A Melting Pot Gone Cold
Our British and European cousins are wrestling with a problem we don't have -- yet. How far can the state go to require religious beliefs to conform to basic law? You don't have to be a civil libertarian to feel a chill down your back in even putting the dilemma in such blunt terms.

France has become the second European country, after Belgium, to ban the niqab, the Muslim sack that Sharia law requires women to wear to hide everything but their eyes from the sight of (horrors!) men. Spain, Switzerland and the Netherlands are expected to follow. The larger question, for which no one has an answer, is how to assimilate an alien culture in the absence of the melting pot.

The First Amendment, our glorious fundamental guarantee of life, liberty and happiness, says the right to follow any religion you choose cannot be abridged. Not even the current fad of aggressive atheism can prevail against it. But nothing is absolute.

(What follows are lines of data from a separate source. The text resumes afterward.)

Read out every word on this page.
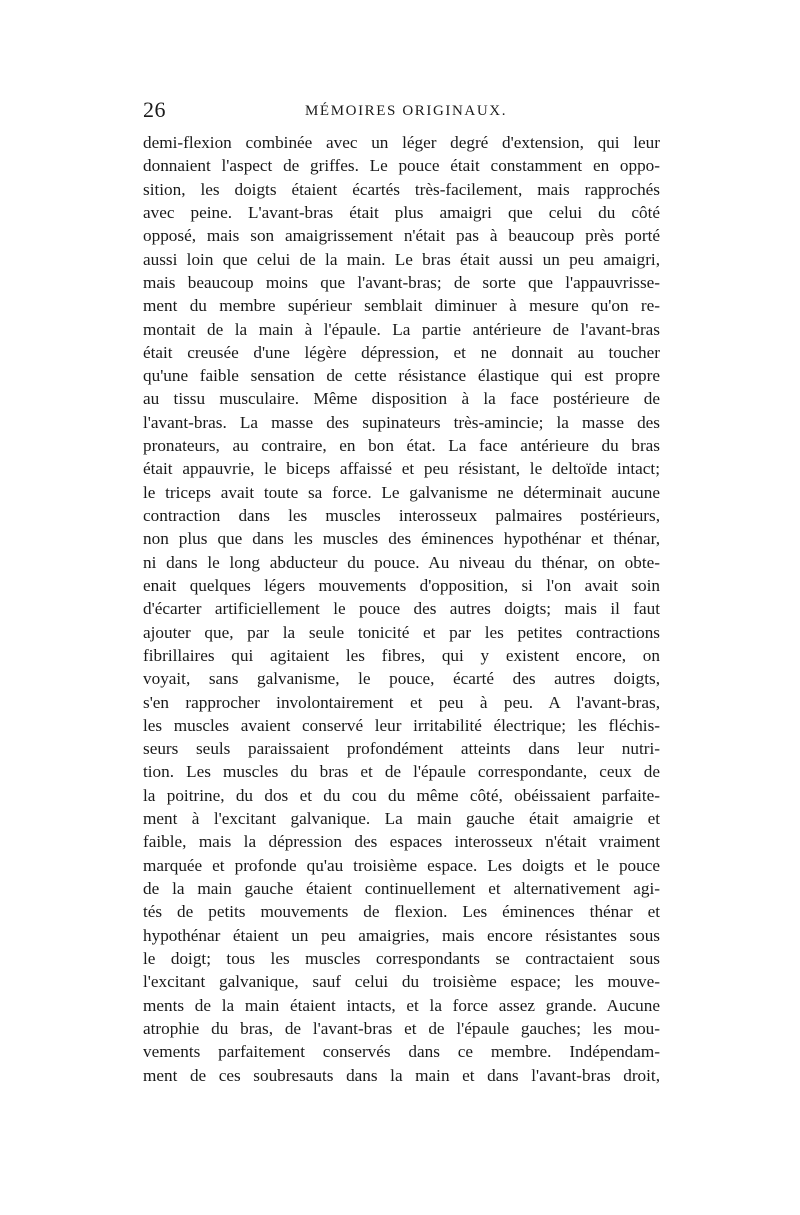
26	MÉMOIRES ORIGINAUX.
demi-flexion combinée avec un léger degré d'extension, qui leur
donnaient l'aspect de griffes. Le pouce était constamment en oppo-
sition, les doigts étaient écartés très-facilement, mais rapprochés
avec peine. L'avant-bras était plus amaigri que celui du côté
opposé, mais son amaigrissement n'était pas à beaucoup près porté
aussi loin que celui de la main. Le bras était aussi un peu amaigri,
mais beaucoup moins que l'avant-bras; de sorte que l'appauvrisse-
ment du membre supérieur semblait diminuer à mesure qu'on re-
montait de la main à l'épaule. La partie antérieure de l'avant-bras
était creusée d'une légère dépression, et ne donnait au toucher
qu'une faible sensation de cette résistance élastique qui est propre
au tissu musculaire. Même disposition à la face postérieure de
l'avant-bras. La masse des supinateurs très-amincie; la masse des
pronateurs, au contraire, en bon état. La face antérieure du bras
était appauvrie, le biceps affaissé et peu résistant, le deltoïde intact;
le triceps avait toute sa force. Le galvanisme ne déterminait aucune
contraction dans les muscles interosseux palmaires postérieurs,
non plus que dans les muscles des éminences hypothénar et thénar,
ni dans le long abducteur du pouce. Au niveau du thénar, on obte-
enait quelques légers mouvements d'opposition, si l'on avait soin
d'écarter artificiellement le pouce des autres doigts; mais il faut
ajouter que, par la seule tonicité et par les petites contractions
fibrillaires qui agitaient les fibres, qui y existent encore, on
voyait, sans galvanisme, le pouce, écarté des autres doigts,
s'en rapprocher involontairement et peu à peu. A l'avant-bras,
les muscles avaient conservé leur irritabilité électrique; les fléchis-
seurs seuls paraissaient profondément atteints dans leur nutri-
tion. Les muscles du bras et de l'épaule correspondante, ceux de
la poitrine, du dos et du cou du même côté, obéissaient parfaite-
ment à l'excitant galvanique. La main gauche était amaigrie et
faible, mais la dépression des espaces interosseux n'était vraiment
marquée et profonde qu'au troisième espace. Les doigts et le pouce
de la main gauche étaient continuellement et alternativement agi-
tés de petits mouvements de flexion. Les éminences thénar et
hypothénar étaient un peu amaigries, mais encore résistantes sous
le doigt; tous les muscles correspondants se contractaient sous
l'excitant galvanique, sauf celui du troisième espace; les mouve-
ments de la main étaient intacts, et la force assez grande. Aucune
atrophie du bras, de l'avant-bras et de l'épaule gauches; les mou-
vements parfaitement conservés dans ce membre. Indépendam-
ment de ces soubresauts dans la main et dans l'avant-bras droit,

Utah had to prohibit plural marriage, despite prevailing Mormon doctrine, before it could become a state. The courts have restricted the use of certain weeds in religious ceremonies. Common sense decrees that human sacrifice would be punished by the laws against murder, and honor killings of women (honor killings of men seem never to be required) aren't allowed, no matter how devout the honor killer might be.

Eighteen states have enacted laws restricting the right to wear masks covering the face in public, laws originally aimed at the Ku Klux Klan. The authorities have argued that such bans are necessary to prevent Klan intimidation and will help police keep public order. But in several cases, the federal courts have upheld the right to associate and communicate anonymously without fear of reprisal.

No one in the lands across the seas -- not even the British, from whom we have inherited so many of the traditions of the rule of law -- is protected by anything like our First Amendment. The governments of Europe can move pretty much at will to enforce a ban of the burqa, which covers milady's eyes with a fine screen, or the niqab, which leaves the eyes uncovered. The French police, armed with the new law enacted at the behest of President Nicolas Sarkozy, cracked down the other day, breaking up a women's demonstration at Notre Dame Cathedral in Paris, arresting 59 Muslim women, 19 of them veiled.